We recommend segmenting your usage of the file system for writes. For example, structure your application so that PutObject calls which ingest data go to one prefix (for example, ‘input/’), while newly created files on Regatta go to a different directory (for example, ‘output/’). This way, your application never needs to simultaneously edit the same file from both interfaces.

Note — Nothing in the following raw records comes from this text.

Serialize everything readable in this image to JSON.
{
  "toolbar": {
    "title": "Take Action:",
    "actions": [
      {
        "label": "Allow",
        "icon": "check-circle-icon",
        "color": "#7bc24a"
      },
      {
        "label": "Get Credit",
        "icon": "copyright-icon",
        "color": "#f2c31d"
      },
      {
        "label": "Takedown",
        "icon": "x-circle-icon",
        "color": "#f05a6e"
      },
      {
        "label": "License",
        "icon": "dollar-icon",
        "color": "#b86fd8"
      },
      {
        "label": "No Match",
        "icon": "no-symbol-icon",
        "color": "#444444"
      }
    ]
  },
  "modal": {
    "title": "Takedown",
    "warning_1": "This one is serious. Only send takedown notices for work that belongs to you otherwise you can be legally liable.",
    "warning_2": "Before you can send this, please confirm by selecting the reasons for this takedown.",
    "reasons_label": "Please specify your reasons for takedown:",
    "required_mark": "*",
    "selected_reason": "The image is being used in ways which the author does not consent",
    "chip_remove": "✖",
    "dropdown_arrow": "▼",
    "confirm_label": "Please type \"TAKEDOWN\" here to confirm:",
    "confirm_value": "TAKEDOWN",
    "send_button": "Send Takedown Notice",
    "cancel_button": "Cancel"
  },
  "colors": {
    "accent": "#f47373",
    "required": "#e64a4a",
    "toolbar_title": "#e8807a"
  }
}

Comparison to Other Solutions
There are many different solutions which provide file-like interfaces on top of S3 buckets. However, only Regatta provides an interface which is fully POSIX-compatible, stores data in the native format in S3, does not require capacity provisioning, and provides shared cache benefits to multiple instances.
FUSE Adapters
Existing FUSE adapters, such as S3FS and Mountpoint for Amazon S3, are not designed to support full POSIX semantics. For example, Mountpoint for Amazon S3 does not support file locks, random writes, renames, or symbolic links. In order to use these tools, you need to instrument your file applications to understand whether or not they use these unsupported operations, which can be difficult and error-prone. In addition, these tools do not provide shared caching for reference data sets to multiple clients, so large clusters may need to re-download the same data from S3 repeatedly. In comparison, Regatta is designed to support all standard POSIX file operations, which means that it’s out-of-the-box compatible with all file applications.
Block-format Storage
Other file system adapters for S3, such as JuiceFS or ObjectiveFS, require that you store data in your S3 bucket in a proprietary block format. This means that you cannot use your existing data sets in S3 with these tools, and these buckets aren’t compatible with any existing S3 workflows that you use. Regatta stores data in S3 in its native format, so you can simultaneously use and share the data from both a file system and S3. You can also use Regatta to connect to existing data sets in S3.
Enterprise Storage
Some solutions, like Alluxio or FSx for Lustre, require that you either deploy and manage your own infrastructure or that you provision capacity. It’s often difficult to predict the specific storage needs of an application, especially if the application can have unexpected or bursty needs. Regatta is a fully managed, serverless solution that automatically scales with your application. You don’t need to provision capacity or deploy infrastructure, and you’re only billed for what you use.